Turning a bit green, he nods slowly. “I agree. I meant…” His eyes meet mine. “You baked them?”
“There was a serious lack of product on your shelves. Someone had to feed the masses.”
He grits his teeth and then grabs hold of the folding desk chair, using it to lift himself to his feet. His muscles strain as he moves, easy to see because of the way his sweat-soaked shirt clings to his body, and I still can’t comprehend how the boy I knew turned into this. King is the epitome of tall, dark, and handsome, and it’s a miracle no one has locked him down yet. I really figured he would be married with several kids by this point, given how excited he was about the whole idea of starting a family.
My stomach does a little flip, and I almost hope it’s the same bug that got to him. Otherwise, this uncomfortable feeling is guilt, and that feels like a bad emotion to have going into a marriage.
Honestly, I’m not sure King even realizes that he agreed to my harebrained idea.
“Let me help you home,” I say, hoping we can have a conversation about my proposal when we’re not in danger of being overheard by sweet and bubbly seventeen-year-olds.
King grumbles something, probably telling me that he doesn’t need my help, but his legs nearly give out halfway to the door and he stops.
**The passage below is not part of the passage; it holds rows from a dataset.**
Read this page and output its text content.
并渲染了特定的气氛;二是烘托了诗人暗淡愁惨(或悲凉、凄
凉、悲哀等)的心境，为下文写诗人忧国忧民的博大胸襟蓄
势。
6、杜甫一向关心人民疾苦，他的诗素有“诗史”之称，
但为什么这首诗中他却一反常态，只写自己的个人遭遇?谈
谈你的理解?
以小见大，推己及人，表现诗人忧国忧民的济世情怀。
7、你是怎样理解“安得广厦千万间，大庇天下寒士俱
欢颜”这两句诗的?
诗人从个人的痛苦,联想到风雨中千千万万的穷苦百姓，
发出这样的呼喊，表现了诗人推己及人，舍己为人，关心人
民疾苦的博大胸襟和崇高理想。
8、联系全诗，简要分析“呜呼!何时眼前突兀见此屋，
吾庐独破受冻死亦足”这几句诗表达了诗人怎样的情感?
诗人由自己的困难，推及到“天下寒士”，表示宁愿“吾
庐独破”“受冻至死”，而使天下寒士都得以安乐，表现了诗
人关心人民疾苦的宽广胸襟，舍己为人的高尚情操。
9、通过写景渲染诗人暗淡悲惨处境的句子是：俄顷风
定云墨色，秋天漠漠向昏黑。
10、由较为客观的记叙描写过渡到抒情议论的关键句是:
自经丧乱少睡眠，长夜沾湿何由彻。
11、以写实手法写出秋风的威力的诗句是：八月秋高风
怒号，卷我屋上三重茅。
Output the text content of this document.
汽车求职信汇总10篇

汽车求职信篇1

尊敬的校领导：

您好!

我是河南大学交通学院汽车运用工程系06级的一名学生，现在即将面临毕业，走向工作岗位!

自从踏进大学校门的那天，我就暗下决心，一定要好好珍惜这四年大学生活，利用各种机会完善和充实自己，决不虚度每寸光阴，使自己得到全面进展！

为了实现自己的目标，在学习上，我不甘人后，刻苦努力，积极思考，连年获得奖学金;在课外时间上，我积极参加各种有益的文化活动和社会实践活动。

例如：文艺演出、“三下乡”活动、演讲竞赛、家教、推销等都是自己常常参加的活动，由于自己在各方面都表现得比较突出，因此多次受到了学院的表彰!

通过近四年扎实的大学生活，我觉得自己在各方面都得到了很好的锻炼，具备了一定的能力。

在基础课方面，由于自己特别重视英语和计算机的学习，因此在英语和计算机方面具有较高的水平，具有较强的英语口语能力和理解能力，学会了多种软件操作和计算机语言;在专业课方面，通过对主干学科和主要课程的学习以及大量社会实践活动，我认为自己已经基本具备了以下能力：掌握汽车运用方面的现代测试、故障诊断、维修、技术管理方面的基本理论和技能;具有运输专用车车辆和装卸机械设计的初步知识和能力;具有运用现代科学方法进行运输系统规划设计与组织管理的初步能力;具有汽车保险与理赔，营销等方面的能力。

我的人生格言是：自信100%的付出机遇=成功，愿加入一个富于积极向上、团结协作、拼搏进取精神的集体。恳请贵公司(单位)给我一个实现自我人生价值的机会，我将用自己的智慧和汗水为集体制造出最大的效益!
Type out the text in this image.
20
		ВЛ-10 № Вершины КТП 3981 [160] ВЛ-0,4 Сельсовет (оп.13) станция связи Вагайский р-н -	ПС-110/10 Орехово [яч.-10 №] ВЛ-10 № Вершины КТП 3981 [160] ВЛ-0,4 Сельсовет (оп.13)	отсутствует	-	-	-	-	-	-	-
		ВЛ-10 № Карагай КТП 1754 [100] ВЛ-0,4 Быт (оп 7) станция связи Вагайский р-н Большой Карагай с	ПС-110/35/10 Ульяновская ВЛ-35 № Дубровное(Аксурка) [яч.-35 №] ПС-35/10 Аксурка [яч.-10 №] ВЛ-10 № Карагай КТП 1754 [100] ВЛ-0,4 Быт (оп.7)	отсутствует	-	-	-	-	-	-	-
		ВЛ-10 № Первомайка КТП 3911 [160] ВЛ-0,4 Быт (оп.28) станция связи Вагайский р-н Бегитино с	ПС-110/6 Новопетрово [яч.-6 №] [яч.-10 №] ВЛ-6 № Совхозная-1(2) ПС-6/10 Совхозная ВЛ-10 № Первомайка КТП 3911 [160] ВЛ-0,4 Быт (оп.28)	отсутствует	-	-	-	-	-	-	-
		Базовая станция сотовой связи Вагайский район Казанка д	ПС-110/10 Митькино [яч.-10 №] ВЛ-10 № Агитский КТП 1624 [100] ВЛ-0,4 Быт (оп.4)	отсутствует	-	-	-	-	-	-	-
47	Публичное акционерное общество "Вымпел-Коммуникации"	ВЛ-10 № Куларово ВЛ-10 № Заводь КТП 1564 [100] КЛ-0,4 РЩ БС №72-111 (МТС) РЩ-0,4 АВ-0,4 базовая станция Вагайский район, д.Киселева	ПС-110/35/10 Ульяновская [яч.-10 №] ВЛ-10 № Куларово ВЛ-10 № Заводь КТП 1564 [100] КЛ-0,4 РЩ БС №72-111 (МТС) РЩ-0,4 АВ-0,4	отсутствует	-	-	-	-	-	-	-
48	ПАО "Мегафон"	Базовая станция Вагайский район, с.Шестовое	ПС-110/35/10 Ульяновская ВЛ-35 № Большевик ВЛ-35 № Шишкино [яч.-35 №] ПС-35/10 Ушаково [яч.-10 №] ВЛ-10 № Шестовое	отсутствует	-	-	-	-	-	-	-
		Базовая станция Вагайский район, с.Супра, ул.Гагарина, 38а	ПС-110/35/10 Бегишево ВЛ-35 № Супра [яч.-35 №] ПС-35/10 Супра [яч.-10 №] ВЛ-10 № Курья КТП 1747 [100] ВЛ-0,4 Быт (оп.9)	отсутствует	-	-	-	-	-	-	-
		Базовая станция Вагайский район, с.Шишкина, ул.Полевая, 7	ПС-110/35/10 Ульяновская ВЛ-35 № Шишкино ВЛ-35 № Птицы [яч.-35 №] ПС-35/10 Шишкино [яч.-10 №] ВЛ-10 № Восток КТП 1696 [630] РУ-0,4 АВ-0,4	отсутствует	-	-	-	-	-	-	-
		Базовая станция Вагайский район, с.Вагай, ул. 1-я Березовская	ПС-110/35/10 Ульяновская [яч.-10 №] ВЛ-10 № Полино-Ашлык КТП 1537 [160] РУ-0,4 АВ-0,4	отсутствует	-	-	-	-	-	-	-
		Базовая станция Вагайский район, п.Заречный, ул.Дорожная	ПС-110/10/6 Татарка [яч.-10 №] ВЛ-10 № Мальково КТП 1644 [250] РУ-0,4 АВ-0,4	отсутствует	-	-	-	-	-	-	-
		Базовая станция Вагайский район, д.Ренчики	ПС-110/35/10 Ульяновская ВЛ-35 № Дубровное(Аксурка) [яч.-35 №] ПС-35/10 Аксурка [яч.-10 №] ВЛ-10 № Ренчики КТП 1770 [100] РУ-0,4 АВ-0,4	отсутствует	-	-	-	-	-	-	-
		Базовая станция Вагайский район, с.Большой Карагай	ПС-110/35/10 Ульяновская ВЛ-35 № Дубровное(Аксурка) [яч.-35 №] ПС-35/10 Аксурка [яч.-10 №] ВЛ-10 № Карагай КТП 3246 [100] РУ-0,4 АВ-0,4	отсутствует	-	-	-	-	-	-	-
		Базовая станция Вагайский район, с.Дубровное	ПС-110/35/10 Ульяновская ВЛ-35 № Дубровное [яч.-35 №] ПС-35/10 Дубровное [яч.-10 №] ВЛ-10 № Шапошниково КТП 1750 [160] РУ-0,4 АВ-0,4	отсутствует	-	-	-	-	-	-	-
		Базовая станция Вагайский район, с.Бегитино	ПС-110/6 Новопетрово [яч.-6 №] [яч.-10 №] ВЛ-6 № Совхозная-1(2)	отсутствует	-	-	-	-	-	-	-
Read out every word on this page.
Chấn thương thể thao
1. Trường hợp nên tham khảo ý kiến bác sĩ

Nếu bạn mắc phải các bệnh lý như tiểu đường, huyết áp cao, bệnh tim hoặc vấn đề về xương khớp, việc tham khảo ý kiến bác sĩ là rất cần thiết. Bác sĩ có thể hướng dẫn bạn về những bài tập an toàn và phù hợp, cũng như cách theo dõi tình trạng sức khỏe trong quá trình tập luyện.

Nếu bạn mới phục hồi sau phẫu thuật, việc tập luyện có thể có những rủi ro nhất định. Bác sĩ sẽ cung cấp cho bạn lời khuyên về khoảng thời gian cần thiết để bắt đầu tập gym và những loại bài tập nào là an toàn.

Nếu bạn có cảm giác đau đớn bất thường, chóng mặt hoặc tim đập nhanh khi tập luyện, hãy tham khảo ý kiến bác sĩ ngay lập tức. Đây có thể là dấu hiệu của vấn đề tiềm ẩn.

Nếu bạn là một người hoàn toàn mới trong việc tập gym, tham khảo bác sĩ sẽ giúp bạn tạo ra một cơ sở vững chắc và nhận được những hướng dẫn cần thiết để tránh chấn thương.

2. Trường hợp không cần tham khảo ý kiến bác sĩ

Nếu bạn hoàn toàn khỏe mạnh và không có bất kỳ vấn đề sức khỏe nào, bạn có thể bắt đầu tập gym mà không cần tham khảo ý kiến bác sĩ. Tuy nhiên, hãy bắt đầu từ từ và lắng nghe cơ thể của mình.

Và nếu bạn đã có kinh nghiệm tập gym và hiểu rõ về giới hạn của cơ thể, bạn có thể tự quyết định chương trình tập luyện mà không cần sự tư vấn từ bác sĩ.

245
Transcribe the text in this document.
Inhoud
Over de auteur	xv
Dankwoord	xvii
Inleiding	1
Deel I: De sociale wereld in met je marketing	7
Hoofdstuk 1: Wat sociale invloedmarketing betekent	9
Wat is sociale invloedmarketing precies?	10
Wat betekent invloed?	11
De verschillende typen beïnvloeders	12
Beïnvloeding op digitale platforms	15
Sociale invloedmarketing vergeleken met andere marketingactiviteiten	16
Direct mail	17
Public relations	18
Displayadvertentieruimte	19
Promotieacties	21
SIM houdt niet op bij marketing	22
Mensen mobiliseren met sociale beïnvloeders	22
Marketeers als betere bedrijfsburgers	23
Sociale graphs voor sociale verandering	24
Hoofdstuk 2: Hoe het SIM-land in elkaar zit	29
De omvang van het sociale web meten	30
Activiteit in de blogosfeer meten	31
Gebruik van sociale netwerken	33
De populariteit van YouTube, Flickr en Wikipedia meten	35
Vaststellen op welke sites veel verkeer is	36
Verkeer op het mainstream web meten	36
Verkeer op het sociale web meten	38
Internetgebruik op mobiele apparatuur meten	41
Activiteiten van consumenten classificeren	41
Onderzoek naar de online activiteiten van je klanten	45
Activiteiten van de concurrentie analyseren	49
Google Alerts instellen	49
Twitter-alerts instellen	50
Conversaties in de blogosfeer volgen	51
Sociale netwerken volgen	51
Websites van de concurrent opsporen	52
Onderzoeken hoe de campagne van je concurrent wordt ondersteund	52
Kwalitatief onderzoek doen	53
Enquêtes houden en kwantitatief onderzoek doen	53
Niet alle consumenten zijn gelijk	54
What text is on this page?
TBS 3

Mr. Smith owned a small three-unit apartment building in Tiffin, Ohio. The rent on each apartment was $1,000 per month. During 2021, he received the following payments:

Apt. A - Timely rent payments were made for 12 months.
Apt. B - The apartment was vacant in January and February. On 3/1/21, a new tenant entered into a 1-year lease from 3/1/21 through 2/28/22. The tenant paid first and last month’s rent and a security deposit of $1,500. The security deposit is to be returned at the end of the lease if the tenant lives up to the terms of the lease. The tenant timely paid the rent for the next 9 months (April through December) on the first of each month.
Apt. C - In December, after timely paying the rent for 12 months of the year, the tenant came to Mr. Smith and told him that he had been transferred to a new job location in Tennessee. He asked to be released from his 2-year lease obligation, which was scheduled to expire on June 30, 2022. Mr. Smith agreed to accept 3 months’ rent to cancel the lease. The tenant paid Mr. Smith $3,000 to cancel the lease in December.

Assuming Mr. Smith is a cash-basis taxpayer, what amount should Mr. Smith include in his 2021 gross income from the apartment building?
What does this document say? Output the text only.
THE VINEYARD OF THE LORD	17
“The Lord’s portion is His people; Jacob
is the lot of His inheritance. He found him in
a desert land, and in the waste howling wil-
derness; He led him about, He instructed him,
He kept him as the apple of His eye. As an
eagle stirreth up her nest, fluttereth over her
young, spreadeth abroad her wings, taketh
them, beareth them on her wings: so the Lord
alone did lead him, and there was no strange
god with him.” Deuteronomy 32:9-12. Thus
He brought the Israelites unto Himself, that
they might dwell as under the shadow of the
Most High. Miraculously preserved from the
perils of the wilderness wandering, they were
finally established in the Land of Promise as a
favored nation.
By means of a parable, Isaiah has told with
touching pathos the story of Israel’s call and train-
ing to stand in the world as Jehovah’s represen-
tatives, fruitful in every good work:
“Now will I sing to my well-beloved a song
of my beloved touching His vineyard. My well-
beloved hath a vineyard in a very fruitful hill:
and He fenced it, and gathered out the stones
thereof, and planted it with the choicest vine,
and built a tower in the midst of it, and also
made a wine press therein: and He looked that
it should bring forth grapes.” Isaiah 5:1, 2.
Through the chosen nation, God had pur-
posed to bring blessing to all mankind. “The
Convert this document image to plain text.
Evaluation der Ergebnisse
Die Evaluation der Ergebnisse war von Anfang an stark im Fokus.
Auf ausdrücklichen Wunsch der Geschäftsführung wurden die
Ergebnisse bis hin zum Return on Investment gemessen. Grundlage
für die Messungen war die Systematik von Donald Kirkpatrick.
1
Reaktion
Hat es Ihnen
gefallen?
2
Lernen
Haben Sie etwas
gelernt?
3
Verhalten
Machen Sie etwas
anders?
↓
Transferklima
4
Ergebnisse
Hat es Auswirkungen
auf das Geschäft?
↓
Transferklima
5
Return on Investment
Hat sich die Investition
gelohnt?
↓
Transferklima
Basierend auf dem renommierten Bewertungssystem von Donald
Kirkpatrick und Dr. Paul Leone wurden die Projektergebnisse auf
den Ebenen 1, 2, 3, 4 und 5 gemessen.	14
Looks back at me. Nods.
I wrap his arm around my shoulders like before and follow his directions to his truck, and when he squints at the big vehicle, I ask him for his keys and bring him to the passenger seat. I’ll have to come back for my car at some point, though I don’t like the idea of leaving it in the boardwalk parking lot for too long. Most of my possessions are in that car, which reminds me that I still don’t have a place to stay tonight.
It might be too much to hope that King will let me camp out in his guest bedroom, assuming he even has one. I’m imagining him in a bachelor pad with nothing but a pullout couch and a miniscule kitchen.
“Where am I going?” I ask when King eventually manages to get his seatbelt on. He looks like he might fall asleep before I even turn the key.
“South,” he mumbles and then holds out his hand. I’m not sure what he wants, and I’m certainly not going to hold his hand. I might be willing to marry this guy, but it’ll be on paper only. He sighs. “Your phone, Georgie.”
“Oh.”
He types in an address and then slumps back in his seat. It isn’t in the direction of Bill’s house, and curiosity has me driving a little over the speed limit until I pull up outside a cute little bungalow right off the coast. It’s surrounded by mature magnolia and oak trees and looks well-maintained. I don’t really know what I expected, but it wasn’t this.